La seconde bouteille de Beaune, en effet, était vide. Le verre de Joulou aussi. Il mit la dernière aile dans son assiette et se leva pour aller chercher la cruche de bière.

— Comme on dit, pensa-t-il, j’ai bu mon pain blanc le premier… Mais est-elle ennuyeuse l’étude Deban !

Allons !
Chantons !
Trinquons !
Buvons !

— Voilà une grande heure qu’ils radotent ce refrain ! C’est monotone… Si je n’avais pas peur de perdre ma position ici, j’irais les égayer un petit peu.

Il plaça la cruche sur la table et se dirigea sur la pointe du pied vers le couloir. Quand il revint, il avait du sang aux joues. Il grondait.

— Celui-là me déplaît ! Elle a fermé les deux portes. Je ne peux pas entendre ce qu’ils se disent. Si quelqu’un voulait me prendre ma situation, tant pis pour ce quelqu’un-là ! Il n’est pas le prince russe, que diable !… Non… mais s’il était le premier mari !…

Il cligna de l’œil à l’aile du poulet qui attendait sur son assiette. Elle était bonne, il en convint franchement. Cependant, un trouble restait dans son épaisse cervelle et ce fut avec mauvaise humeur qu’il entama la cruche de bière.

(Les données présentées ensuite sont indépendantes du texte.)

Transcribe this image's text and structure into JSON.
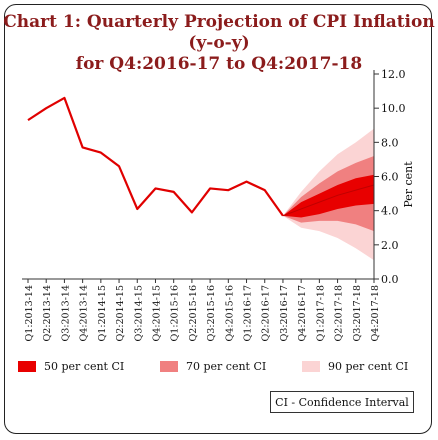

Roland était assis maintenant sur le divan auprès de Marguerite. C’était, en vérité, un couple merveilleux. Jamais théâtre n’eût pu trouver deux plus brillants acteurs, pour jouer ce mystérieux prologue de la Tour de Nesle qui est raconté dans la scène du cachot : Marguerite à vingt ans, Lyonnet de Bournonville à dix-huit : le page et la princesse.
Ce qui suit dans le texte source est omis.